Les films de Netflix avaient été disqualifiés de sélection cannoise : « Désormais, tout film présent en compétition devra sortir dans les salles françaises », expliquait Thierry Frémaux, le délégué général du Festival de Cannes, dans Le Film Français en mai dernier. Certains ont critiqué cette décision. Dans le sempiternel débat français sur la chronologie des médias, cinq organisations se sont élevées contre la possibilité qu’un film de cinéma conserve son statut (et ses financements) sans qu’une sortie en salles ne soit requise en France.
On aurait tort de caricaturer ce débat à celui des anciens contre les nouveaux, à le résumer à un quelconque caprice de supériorité des salles de cinéma sur les nouveaux médias.

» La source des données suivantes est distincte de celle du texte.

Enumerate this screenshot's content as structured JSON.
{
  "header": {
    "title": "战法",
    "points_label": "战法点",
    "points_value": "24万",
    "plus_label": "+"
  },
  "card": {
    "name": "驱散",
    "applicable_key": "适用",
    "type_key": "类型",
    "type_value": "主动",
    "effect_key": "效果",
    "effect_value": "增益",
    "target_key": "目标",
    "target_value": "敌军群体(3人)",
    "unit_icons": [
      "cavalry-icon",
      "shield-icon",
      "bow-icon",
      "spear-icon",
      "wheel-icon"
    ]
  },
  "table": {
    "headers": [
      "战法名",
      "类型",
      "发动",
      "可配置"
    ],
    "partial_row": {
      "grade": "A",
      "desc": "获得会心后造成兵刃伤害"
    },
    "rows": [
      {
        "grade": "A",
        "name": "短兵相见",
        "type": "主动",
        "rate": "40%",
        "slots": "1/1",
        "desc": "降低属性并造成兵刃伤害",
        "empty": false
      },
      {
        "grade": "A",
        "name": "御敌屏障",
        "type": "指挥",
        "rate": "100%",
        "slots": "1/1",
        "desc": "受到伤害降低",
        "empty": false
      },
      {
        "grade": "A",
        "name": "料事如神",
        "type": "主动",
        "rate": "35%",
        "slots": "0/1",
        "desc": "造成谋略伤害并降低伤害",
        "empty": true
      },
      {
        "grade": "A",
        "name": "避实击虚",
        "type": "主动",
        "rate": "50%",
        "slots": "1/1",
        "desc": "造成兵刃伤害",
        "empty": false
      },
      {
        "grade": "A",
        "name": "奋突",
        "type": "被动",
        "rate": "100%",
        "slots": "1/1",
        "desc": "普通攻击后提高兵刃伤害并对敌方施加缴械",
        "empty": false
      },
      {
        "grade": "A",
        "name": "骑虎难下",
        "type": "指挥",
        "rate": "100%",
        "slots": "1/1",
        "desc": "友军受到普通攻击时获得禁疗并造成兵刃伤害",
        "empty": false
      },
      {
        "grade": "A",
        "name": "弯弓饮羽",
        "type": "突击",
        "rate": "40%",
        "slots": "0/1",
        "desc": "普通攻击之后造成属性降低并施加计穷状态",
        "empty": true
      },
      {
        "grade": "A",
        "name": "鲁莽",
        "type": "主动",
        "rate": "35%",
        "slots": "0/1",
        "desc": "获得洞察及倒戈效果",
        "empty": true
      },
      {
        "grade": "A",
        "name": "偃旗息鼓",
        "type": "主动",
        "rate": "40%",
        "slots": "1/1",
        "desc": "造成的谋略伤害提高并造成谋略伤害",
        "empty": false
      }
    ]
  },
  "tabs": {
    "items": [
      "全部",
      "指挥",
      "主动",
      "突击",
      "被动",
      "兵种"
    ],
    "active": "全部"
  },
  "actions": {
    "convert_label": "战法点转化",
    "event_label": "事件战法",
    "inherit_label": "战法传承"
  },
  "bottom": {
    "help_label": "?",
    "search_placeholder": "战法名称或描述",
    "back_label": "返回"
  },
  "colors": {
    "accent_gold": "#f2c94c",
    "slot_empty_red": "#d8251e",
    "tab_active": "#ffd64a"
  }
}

La sortie en salles de cinéma incarne, sans doute encore pour longtemps, la différence entre le film et le téléfilm. Steven Spielberg l’explique très bien : « Dans les faits, quand on se soumet au format télévisuel, on devient un téléfilm. Le cinéma est un lieu de liberté. Il n’y a rien de péjoratif à rappeler que la fiction télévisuelle, toute créative soit-elle, est d’abord soumise aux impératifs d’un ou deux diffuseurs au mieux. Malgré toutes les difficultés qu’un cinéaste peut rencontrer, il jouit d’une liberté plus importante que celle d’un créateur de fiction télévisuelle : les diffuseurs TV ont un pouvoir de censure, mais aucun n’a le dernier mot.
Un temps, Netflix et les autres ont été loués pour l’incroyable liberté que les créateurs y trouveraient par rapport aux diffuseurs traditionnels. Ce temps est révolu. Netflix comme Amazon ont annoncé l’arrêt de certaines de leurs séries. Ils agissent comme…les diffuseurs qu’ils sont. Ce droit de vie ou de mort n’est que la règle du jeu audiovisuel.

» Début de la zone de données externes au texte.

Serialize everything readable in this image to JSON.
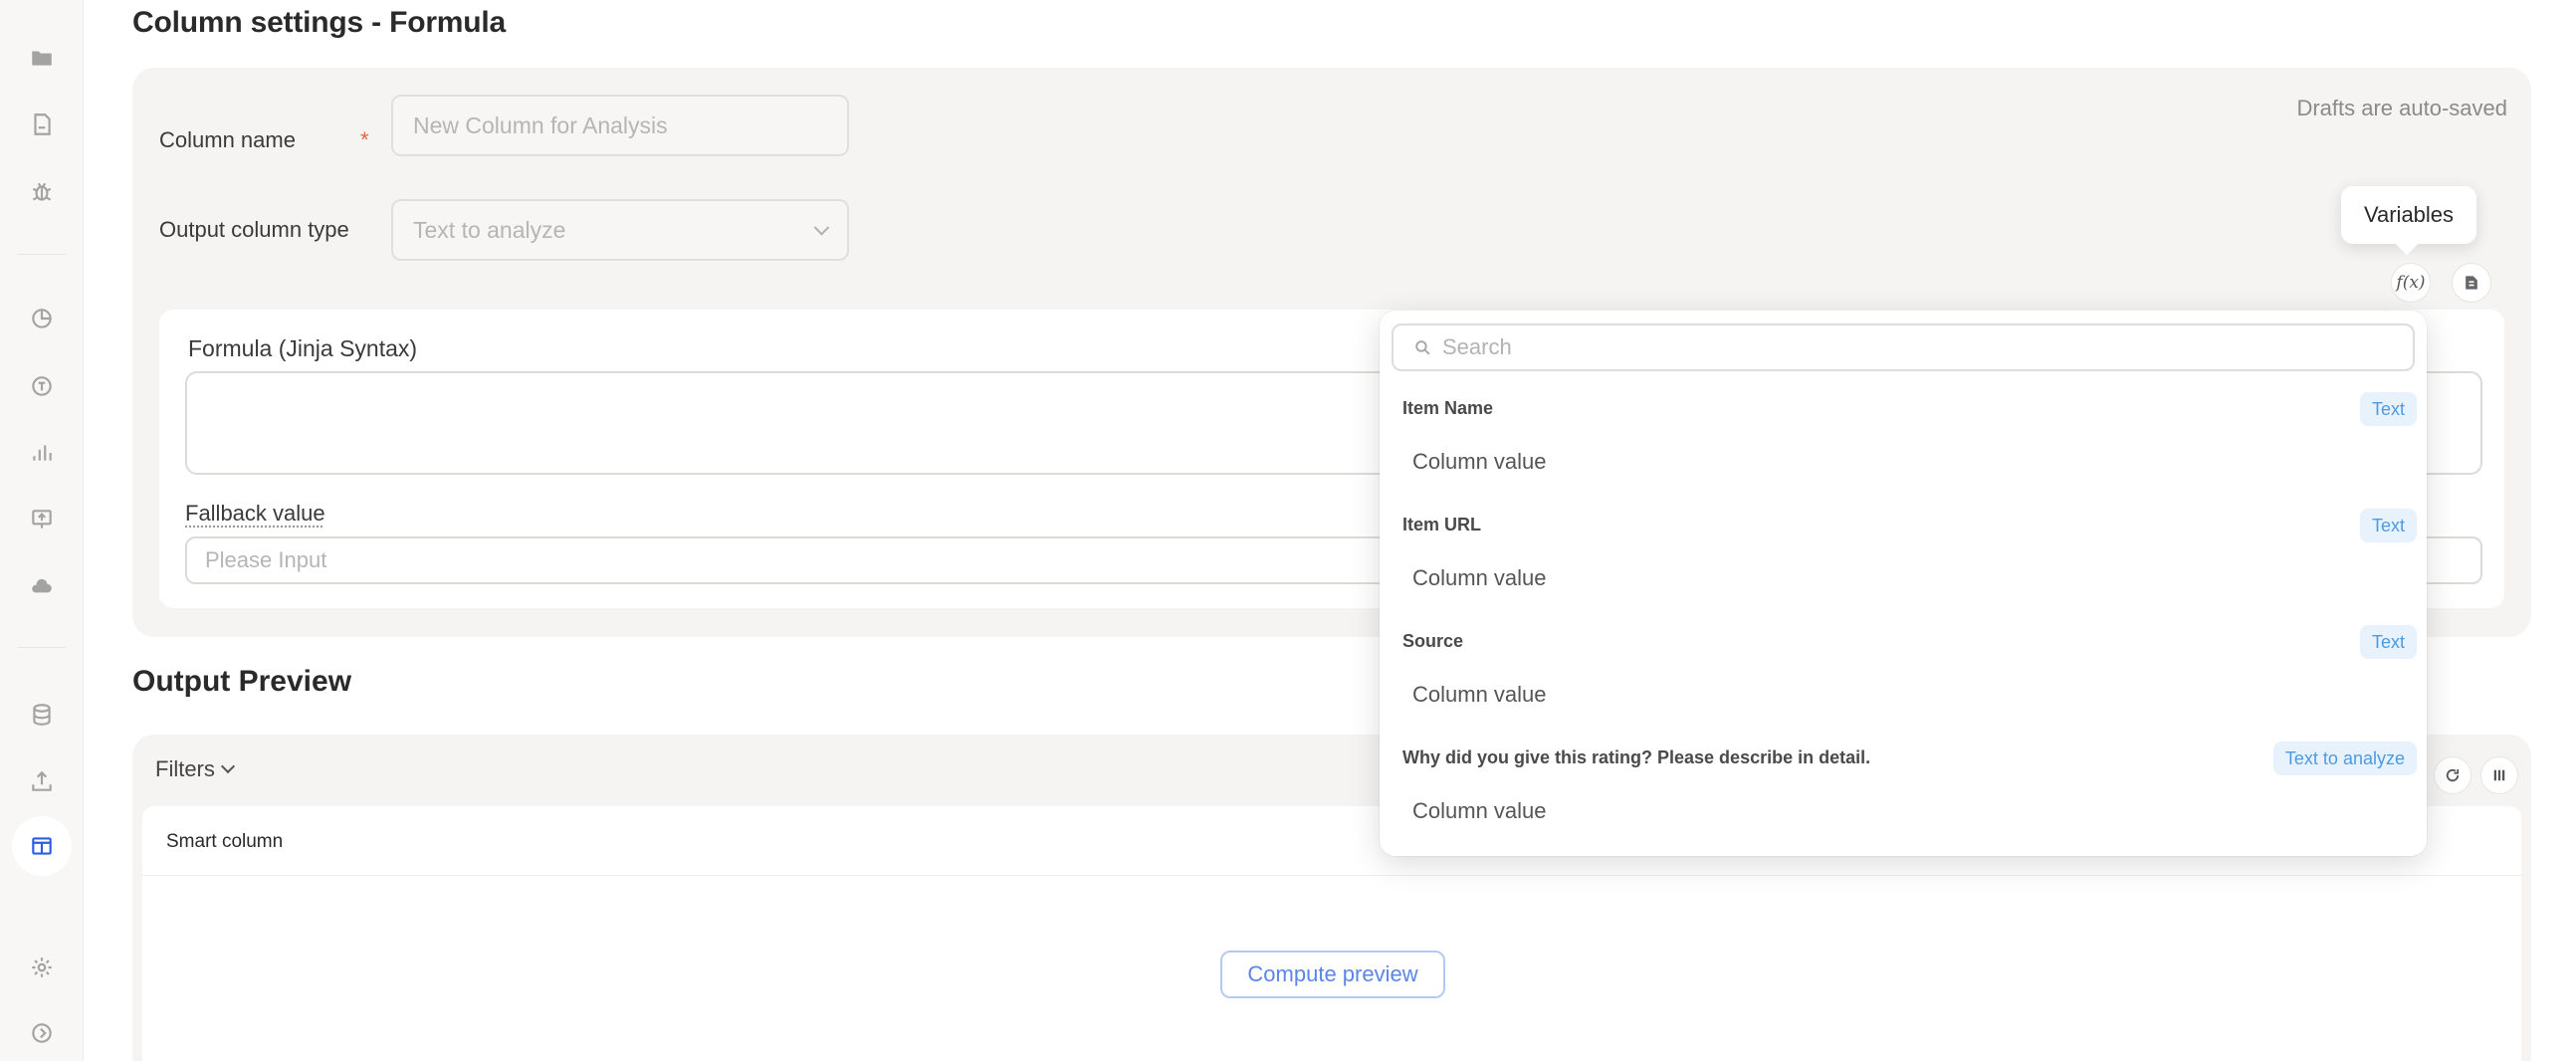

La conversation sociale s’éparpille.
La seconde question qui pourrait opposer Netflix au cinéma est son financement. Le cinéma laisse une place à l’exploitation de ses différents diffuseurs. La SVOD est trop gourmande pour ne pas bousculer cet équilibre. En France, les pouvoirs publics tentent d’attirer les services non-linéaires à contribuer au financement en échange d’une meilleure place dans la chronologie d’exploitation. Pourtant, il est difficile d’imaginer que des géants tels Netflix ou Amazon changeront leur modèle pour notre seule régulation nationale.

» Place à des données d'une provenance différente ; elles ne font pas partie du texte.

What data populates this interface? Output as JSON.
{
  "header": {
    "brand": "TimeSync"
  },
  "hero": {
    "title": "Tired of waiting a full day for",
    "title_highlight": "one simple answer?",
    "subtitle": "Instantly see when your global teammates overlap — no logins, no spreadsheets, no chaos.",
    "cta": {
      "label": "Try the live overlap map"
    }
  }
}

Netflix est-il pour autant l’ennemi des salles obscures ?
Pour certains, l’accès à de larges catalogues de fictions, notamment de séries, est en passe de dégoûter une part croissante du public, jeune en particulier, du spectacle en salle. Le producteur français Pascal Breton, président de Fédération Entertainment, confiait récemment : « la série devient le média de tous les médias. Elle en ringardise même le cinéma ». Le cinéma est depuis longtemps l’objet de chroniques sur sa mort. Pourtant, qui n’a pas eu l’impression d’une overdose de séries ? Le nombre de séries proposées au public dépasse chaque année ses propres records. La conversation sociale s’éparpille, chaque série est chassée par une autre. Et les algorithmes achèvent d’enfermer chaque spectateur dans ses propres goûts. Le cinéma connaît moins ces difficultés. Un film prend moins de temps culturel. Le phénomène de « Peak TV » devrait au contraire conforter la place de l’œuvre unitaire.